Ann Petersen dans Tristan et Isolde par Heiner Müller (© Stofleth)
Maintenant habituée à ce rôle, c’est Ann Petersen qui chante Isolde d’une voix claire, très intelligible, torturée quand il le faut, très expressive et vivante. Lors du Liebestod, cet aria final marquant la consommation de l’amour dans la mort, sa présence est captivante, rayonnante et même émouvante. Grâce à la mise en scène mais aussi par son aura et sa voix, on a d’yeux -et d’oreilles- que pour cette brillante Isolde.
Eve-Maud Hubeaux, Daniel Kirch et Ann Petersen dans Tristan et Isolde par Heiner Müller (© Stofleth)
Le Roi Marke est interprété par la basse Christof Fischesser, à la voix posée et impérieuse, toujours très agréable (nous pouvons aussi l’entendre dans le rôle d’Oreste dans Elektra de Strauss, dans ce même Festival Mémoires). Kurwenal est assuré par le baryton Alejandro Marco-Buhrmester, dont on apprécie la voix timbrée et sobre, parfaitement dans son rôle. C’est la jolie voix chaude, intelligemment menée, d’Ève-Maud Hubeaux qui incarne idéalement la fidèle Brangäne. Le public, par ses saluts et applaudissements, montre qu’il n’a pas été insensible à sa prestation (on se souvient de sa belle incarnation récente à l’Opéra de Lyon en Andromaque dans Ermione de Rossini en novembre dernier : compte-rendu). Patrick Grahl, jeune matelot de l’acte I et berger guetteur (aveugle dans la mise en scène de Müller) de l’acte III, mérite d’être reconnu pour ses courtes interventions mais à la voix bien présente.
Thomas Piffka et Alejandro Marco-Buhrmester dans Tristan et Isolde par Heiner Müller (© Stofleth)
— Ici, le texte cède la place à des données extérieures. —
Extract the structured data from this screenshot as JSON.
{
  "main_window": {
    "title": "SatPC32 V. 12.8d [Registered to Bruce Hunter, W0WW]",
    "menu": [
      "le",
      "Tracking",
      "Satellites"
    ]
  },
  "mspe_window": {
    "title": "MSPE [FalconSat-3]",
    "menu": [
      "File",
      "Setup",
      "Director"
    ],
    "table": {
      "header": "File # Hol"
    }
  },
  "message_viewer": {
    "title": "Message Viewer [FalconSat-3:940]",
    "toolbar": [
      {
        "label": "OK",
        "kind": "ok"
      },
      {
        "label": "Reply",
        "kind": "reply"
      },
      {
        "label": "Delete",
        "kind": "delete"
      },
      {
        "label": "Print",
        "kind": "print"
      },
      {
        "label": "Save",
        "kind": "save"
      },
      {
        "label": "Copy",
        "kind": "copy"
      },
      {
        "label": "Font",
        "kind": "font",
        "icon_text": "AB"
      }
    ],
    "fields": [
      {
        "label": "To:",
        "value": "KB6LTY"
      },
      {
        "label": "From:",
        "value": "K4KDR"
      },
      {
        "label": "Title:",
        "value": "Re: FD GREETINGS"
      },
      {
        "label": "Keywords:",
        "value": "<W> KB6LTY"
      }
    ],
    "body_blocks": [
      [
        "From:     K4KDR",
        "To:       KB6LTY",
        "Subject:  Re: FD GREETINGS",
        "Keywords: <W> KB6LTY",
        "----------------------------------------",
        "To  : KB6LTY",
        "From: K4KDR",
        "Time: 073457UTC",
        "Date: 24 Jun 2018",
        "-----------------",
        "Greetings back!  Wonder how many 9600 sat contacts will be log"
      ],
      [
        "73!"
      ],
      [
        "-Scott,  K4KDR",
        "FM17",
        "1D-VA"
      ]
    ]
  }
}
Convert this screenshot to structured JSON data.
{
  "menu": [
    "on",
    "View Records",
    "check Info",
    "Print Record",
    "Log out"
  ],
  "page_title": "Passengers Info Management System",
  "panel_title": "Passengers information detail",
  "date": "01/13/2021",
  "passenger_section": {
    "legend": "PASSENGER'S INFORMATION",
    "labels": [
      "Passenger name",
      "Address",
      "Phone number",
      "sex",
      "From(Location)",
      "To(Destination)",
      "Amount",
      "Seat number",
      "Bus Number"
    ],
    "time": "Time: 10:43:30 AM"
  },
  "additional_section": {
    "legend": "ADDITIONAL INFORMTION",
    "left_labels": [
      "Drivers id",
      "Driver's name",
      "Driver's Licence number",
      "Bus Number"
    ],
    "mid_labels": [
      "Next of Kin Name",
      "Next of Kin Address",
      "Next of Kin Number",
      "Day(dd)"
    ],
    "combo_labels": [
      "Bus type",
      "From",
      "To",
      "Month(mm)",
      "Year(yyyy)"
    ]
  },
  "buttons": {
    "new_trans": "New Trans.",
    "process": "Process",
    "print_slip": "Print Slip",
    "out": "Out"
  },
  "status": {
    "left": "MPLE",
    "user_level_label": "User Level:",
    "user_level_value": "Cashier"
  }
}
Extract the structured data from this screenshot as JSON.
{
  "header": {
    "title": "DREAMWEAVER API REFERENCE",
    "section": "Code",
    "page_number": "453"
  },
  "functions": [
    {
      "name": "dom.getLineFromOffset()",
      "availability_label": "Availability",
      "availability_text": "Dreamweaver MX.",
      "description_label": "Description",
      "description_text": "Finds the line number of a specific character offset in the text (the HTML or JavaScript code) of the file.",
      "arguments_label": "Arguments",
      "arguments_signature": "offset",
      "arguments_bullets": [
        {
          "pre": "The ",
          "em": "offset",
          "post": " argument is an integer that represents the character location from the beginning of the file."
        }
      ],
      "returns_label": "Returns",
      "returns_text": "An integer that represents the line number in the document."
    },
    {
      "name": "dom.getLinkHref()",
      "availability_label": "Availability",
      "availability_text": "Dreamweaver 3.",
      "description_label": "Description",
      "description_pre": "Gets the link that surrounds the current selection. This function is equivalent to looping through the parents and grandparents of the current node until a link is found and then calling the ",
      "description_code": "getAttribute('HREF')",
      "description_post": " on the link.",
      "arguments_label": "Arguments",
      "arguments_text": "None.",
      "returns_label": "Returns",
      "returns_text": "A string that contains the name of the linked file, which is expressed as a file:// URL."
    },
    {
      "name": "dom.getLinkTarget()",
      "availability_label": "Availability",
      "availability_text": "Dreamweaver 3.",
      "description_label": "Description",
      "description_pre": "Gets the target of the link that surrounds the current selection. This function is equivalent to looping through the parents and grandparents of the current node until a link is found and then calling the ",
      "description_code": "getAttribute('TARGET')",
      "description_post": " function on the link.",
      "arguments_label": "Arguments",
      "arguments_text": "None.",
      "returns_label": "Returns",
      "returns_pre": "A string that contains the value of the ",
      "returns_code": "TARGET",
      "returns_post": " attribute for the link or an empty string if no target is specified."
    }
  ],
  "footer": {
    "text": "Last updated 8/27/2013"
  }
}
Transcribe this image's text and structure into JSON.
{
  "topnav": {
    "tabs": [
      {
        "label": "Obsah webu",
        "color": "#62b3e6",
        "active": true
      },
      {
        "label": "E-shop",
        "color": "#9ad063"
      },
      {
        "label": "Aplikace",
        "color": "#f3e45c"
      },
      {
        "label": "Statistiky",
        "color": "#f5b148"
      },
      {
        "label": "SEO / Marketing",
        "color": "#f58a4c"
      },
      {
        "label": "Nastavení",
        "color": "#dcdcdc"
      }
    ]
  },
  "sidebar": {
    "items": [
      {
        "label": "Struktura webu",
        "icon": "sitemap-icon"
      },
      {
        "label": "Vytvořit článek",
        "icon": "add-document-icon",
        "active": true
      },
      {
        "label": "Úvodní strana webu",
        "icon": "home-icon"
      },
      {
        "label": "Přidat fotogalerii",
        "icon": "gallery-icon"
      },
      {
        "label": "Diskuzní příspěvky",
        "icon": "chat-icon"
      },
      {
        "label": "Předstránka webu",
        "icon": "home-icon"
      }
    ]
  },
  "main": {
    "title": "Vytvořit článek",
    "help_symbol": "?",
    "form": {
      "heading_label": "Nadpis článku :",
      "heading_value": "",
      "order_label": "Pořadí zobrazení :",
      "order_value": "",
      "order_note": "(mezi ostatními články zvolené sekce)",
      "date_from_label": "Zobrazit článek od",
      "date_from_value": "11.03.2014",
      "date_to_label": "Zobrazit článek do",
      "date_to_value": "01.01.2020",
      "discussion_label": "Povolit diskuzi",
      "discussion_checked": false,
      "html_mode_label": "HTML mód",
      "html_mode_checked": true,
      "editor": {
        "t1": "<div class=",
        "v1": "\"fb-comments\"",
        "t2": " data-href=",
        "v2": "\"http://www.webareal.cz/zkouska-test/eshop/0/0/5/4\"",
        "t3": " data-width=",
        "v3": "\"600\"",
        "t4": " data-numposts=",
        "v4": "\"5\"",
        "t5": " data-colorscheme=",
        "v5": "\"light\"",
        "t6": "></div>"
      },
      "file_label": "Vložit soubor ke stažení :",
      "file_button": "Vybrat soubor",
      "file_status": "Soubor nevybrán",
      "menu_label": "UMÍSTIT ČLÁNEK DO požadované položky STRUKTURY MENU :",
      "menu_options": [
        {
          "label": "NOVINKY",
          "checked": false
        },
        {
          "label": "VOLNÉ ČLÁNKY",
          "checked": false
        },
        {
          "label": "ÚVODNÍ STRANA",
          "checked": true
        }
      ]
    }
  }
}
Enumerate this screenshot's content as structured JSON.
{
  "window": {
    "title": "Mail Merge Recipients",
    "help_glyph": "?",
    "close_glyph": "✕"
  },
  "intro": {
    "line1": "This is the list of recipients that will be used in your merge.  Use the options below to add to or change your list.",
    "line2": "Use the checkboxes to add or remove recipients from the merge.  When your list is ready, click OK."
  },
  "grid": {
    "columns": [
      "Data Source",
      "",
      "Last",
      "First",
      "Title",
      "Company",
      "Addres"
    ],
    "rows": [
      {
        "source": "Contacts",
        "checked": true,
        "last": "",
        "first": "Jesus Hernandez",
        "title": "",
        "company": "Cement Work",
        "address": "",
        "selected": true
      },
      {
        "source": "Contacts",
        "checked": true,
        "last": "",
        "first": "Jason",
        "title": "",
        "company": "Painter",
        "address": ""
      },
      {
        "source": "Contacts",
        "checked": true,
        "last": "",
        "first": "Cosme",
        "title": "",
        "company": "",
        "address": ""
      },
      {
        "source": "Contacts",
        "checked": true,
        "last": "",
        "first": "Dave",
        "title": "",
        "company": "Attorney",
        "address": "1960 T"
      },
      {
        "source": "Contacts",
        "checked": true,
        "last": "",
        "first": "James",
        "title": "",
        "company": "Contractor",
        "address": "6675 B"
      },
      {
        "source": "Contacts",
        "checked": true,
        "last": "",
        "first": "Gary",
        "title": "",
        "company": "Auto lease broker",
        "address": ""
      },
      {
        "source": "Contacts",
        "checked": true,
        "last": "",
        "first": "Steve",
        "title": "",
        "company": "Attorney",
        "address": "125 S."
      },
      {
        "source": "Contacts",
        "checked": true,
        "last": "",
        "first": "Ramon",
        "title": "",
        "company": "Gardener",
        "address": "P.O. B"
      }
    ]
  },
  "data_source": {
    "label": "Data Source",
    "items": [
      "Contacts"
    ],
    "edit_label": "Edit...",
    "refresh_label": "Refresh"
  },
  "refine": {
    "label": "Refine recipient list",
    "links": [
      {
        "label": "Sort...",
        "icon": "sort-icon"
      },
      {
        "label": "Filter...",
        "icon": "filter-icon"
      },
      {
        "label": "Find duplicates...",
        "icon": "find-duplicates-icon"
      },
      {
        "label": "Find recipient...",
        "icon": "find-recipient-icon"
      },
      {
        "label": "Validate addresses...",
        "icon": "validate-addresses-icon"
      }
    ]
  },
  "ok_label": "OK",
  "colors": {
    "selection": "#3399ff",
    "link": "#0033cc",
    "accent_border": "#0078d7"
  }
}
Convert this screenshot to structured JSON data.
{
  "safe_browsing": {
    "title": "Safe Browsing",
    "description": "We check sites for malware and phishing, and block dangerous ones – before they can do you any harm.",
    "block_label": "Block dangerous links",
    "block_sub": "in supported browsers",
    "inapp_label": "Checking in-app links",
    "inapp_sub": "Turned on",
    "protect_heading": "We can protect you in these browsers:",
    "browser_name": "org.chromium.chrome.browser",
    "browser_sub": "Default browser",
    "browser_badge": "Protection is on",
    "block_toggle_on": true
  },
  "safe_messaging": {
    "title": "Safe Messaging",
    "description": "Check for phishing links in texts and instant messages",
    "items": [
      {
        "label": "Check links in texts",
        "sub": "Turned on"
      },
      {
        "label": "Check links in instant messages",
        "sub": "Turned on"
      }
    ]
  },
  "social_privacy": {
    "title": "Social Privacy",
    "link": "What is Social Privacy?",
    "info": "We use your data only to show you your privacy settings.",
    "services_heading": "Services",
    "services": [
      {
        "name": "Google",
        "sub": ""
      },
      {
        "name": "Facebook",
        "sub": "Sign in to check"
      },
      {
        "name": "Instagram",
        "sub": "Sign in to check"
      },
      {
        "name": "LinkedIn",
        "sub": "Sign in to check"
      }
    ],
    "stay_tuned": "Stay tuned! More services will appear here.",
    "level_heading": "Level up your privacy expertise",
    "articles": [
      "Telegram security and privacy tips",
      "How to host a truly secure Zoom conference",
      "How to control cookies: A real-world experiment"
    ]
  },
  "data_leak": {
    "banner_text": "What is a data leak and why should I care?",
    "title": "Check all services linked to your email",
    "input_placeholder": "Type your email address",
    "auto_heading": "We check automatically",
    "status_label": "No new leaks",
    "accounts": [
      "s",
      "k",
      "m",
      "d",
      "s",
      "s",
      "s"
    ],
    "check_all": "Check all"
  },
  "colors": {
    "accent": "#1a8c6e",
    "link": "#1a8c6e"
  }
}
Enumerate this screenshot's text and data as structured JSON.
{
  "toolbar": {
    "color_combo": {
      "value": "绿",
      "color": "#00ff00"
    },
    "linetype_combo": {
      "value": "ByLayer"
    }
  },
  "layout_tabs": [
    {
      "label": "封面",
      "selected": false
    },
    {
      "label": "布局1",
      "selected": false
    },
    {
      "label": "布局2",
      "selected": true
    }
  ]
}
Toujours de grande qualité, l’Orchestre de l’Opéra de Lyon a toutefois déjà été vu en plus grande forme. Dès le prélude, il nous fait entendre ses belles couleurs, sa grande homogénéité, malgré des violons un peu trop feutrés, sans brillance, surtout après les superbes interventions des violoncelles. L'auditeur sent la grande précision de la direction de Hartmut Haenchen, interprète d’un seul et même instrument orchestral, très ensemble et qui suit ses moindres gestes. Toutefois, certains passages auraient mérité davantage de temps. Il est même possible que certains musiciens aient été surpris, étant -deux ou trois fois- légèrement en retard sur l’orchestre. Cette toute petite impatience est particulièrement dommageable dans le prélude de l’acte III, dont les premiers douloureux accords méritent d’être davantage tragiques. Surtout, les deux pupitres de violons n’ont pas su trouver dès les premières mesures le même élan musical, ce qui n’est vraiment le cas que quelques mesures plus tard. Il faut saluer le solo de cor anglais dont la mélodie du pâtre est si agréable, joliment phrasée, à la fois dansante et mystérieuse, qui ne lasserait jamais. Malgré les quelques petites fatigues de l’orchestre et du chef – dont on doit louer l’investissement impressionnant que nécessite ce Festival Mémoires, puisqu’il dirige aussi Elektra de Richard Strauss les autres soirs –, c’est bien à eux que le public a réservé ses plus chauds applaudissements.